PRELÚDIO

O homem voou pelo ar, arremessado por um dos outros recrutas. No interior, Irene Kennedy, supervisora da CIA, observava-o com um leve interesse e viu que não conseguiu completar o movimento de se dobrar sobre si mesmo e rolar. O homem embateu no chão com força — um impacto que muito provavelmente o teria deixado sem fôlego e talvez até com uma costela dorida. Irene comprimiu os lábios e calculou a probabilidade de ele completar as oito semanas seguintes do programa de treino. Já vira tantos homens rolar por ali que era capaz de os avaliar com a precisão de um corretor de Las Vegas. Atribuiu menos de 10 por cento de probabilidade àquele.

Os seus pensamentos, porém, não estavam realmente concentrados naquela leva de recrutas. Ela estava mais preocupada com um certo homem que completara o rigoroso programa de treino sem a mínima dificuldade um pouco mais de um ano antes.
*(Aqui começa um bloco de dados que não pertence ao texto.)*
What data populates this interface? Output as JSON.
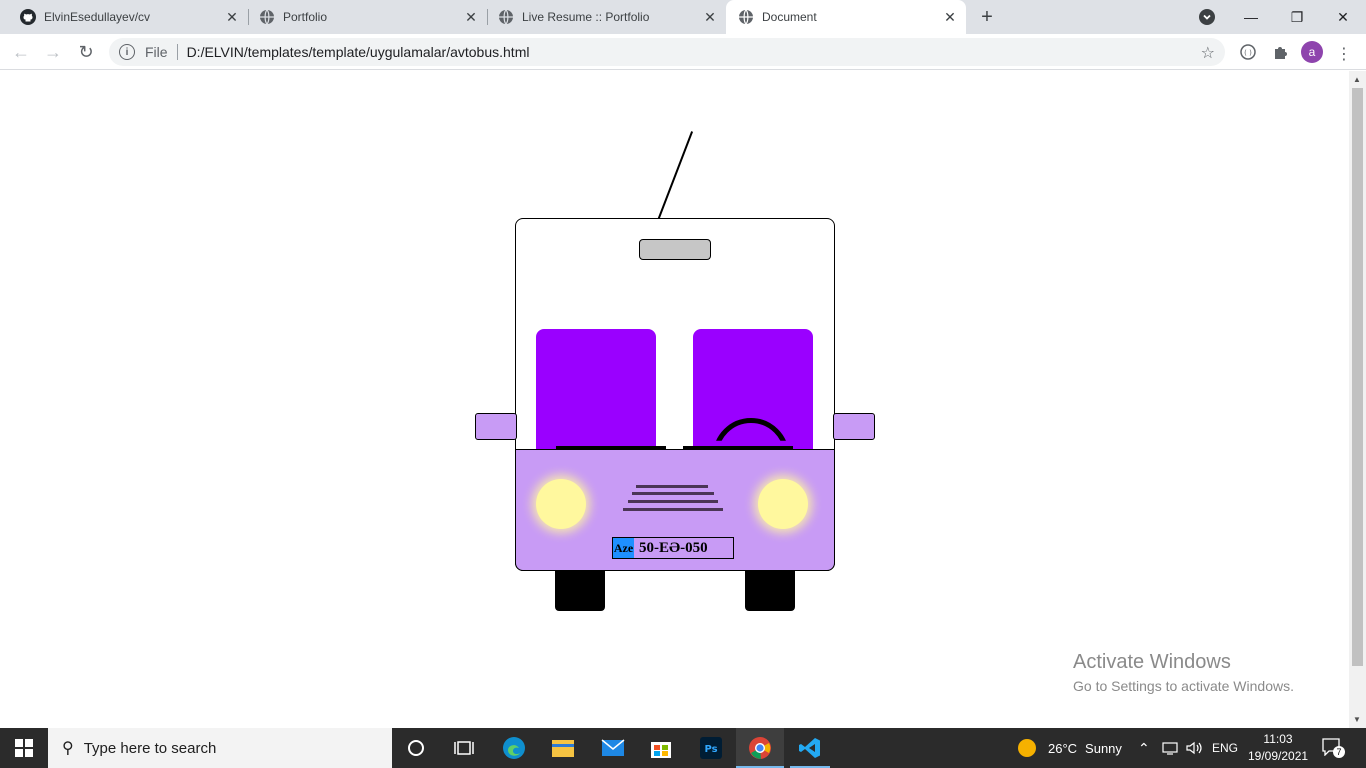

Mitch Rapp tinha sido o seu iniciado e, no ano que se passara desde que o tinham atirado à caça de perpetradores de terrorismo, havia deixado um rasto firme de cadáveres de Genebra a Istambul, Beirute e outros lugares. O seu historial até então era perfeito, o que, só por si, aumentava a tensão de Irene. Ninguém era perfeito. Mais cedo ou mais tarde, por mais talento que tivessem, os grandes acabavam por cair. Para complicar a situação, Irene tinha insistido para que ele fosse autorizado a operar sozinho. Sem apoio. Apenas uma equipa de batedores para avaliar a situação, após o que ele avançava para realizar o trabalho sujo por sua conta. Não havia colegas que pudessem salvar-lhe o couro se as coisas corressem mal. Rapp tinha argumentado que uma pegada pequena implicaria uma probabilidade menor de ser apanhado.
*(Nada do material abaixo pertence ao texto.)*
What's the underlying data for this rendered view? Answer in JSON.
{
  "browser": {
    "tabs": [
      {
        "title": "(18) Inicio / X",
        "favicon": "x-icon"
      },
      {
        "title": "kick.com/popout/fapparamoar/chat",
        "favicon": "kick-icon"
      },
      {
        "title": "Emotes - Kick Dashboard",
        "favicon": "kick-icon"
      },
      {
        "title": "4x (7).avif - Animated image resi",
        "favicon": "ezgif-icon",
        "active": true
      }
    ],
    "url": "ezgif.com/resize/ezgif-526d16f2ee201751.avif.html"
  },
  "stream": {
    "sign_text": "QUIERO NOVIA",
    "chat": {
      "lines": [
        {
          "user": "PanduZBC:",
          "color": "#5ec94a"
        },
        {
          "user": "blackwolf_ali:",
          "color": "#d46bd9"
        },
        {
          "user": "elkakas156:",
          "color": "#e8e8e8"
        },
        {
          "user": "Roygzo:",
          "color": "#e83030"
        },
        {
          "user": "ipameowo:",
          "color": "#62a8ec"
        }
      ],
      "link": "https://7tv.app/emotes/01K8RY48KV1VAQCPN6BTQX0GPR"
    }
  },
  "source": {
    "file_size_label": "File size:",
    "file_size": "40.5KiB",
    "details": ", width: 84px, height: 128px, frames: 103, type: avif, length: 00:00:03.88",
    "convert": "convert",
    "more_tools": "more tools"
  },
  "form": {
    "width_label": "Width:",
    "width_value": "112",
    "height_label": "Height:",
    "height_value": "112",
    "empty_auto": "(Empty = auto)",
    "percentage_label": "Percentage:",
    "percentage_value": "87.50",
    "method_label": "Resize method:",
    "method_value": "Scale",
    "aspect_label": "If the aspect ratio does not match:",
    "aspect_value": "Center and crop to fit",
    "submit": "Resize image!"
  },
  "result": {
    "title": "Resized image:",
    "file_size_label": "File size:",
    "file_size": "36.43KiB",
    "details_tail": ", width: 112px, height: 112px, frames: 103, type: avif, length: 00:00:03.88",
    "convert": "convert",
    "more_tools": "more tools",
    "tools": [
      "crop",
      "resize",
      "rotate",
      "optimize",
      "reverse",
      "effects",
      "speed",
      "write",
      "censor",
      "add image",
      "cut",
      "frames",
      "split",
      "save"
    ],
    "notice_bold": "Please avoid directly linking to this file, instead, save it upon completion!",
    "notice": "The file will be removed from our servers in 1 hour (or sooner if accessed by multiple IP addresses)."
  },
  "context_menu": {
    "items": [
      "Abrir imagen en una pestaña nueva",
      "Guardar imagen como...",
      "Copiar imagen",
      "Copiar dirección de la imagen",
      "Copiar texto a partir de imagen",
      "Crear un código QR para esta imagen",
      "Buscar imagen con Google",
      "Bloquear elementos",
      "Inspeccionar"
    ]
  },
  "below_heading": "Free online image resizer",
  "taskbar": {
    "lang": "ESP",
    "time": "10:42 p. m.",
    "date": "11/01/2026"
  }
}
Instintivamente, Irene apreciava a simplicidade. Tinha visto muitas operações que, por se tornarem complexas em termos de pessoal e âmbito, nunca chegavam a arrancar. Rapp argumentara convincentemente que, caso fracassasse, seria apenas um homem com um passaporte estrangeiro que nunca poderia ser ligado a Langley. Hurley, o espião e instrutor empedernido, salientara que esse raciocínio só resultava se o matassem. Se o apanhassem com vida, falaria, como todos, e então a exposição a que ficariam sujeitos seria horrível. Contudo, aquela não era uma profissão isenta de riscos e, no final, Thomas Stansfield mostrara-se disposto a arriscar. O jovem operacional revelara-se muito engenhoso e Stansfield já tinha riscado vários nomes da sua lista de terroristas mais procurados.
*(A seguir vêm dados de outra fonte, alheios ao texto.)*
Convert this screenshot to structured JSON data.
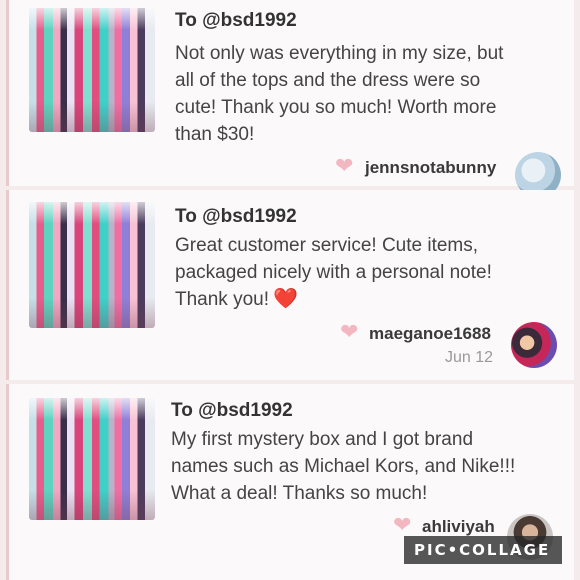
{
  "reviews": [
    {
      "to": "To @bsd1992",
      "lines": [
        "Not only was everything in my size, but",
        "all of the tops and the dress were so",
        "cute! Thank you so much! Worth more",
        "than $30!"
      ],
      "username": "jennsnotabunny",
      "date": "",
      "icons": {
        "thumbnail": "clothing-rack-photo",
        "like": "heart-icon",
        "avatar": "avatar-photo"
      }
    },
    {
      "to": "To @bsd1992",
      "lines": [
        "Great customer service! Cute items,",
        "packaged nicely with a personal note!",
        "Thank you!"
      ],
      "emoji": "❤️",
      "username": "maeganoe1688",
      "date": "Jun 12",
      "icons": {
        "thumbnail": "clothing-rack-photo",
        "like": "heart-icon",
        "avatar": "avatar-photo"
      }
    },
    {
      "to": "To @bsd1992",
      "lines": [
        "My first mystery box and I got brand",
        "names such as Michael Kors, and Nike!!!",
        "What a deal! Thanks so much!"
      ],
      "username": "ahliviyah",
      "date": "",
      "icons": {
        "thumbnail": "clothing-rack-photo",
        "like": "heart-icon",
        "avatar": "avatar-photo"
      }
    }
  ],
  "watermark": "PIC•COLLAGE",
  "colors": {
    "background": "#f4ecec",
    "card": "#fbf9f9",
    "like_heart": "#f3b7c2",
    "emoji_heart": "#e0243a",
    "username": "#3a3a3a",
    "date": "#9a9a9a"
  }
}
Todavia, aquela missão era diferente. O que estava em causa era consideravelmente mais importante. Uma coisa era quando Rapp andava à socapa nalgum país em vias de desenvolvimento a praticar o seu ofício, mas, naquele preciso momento, o agente estava prestes a fazer algo muito ilegal e não autorizado num país onde não poderia dar-se ao luxo de cometer o mínimo erro.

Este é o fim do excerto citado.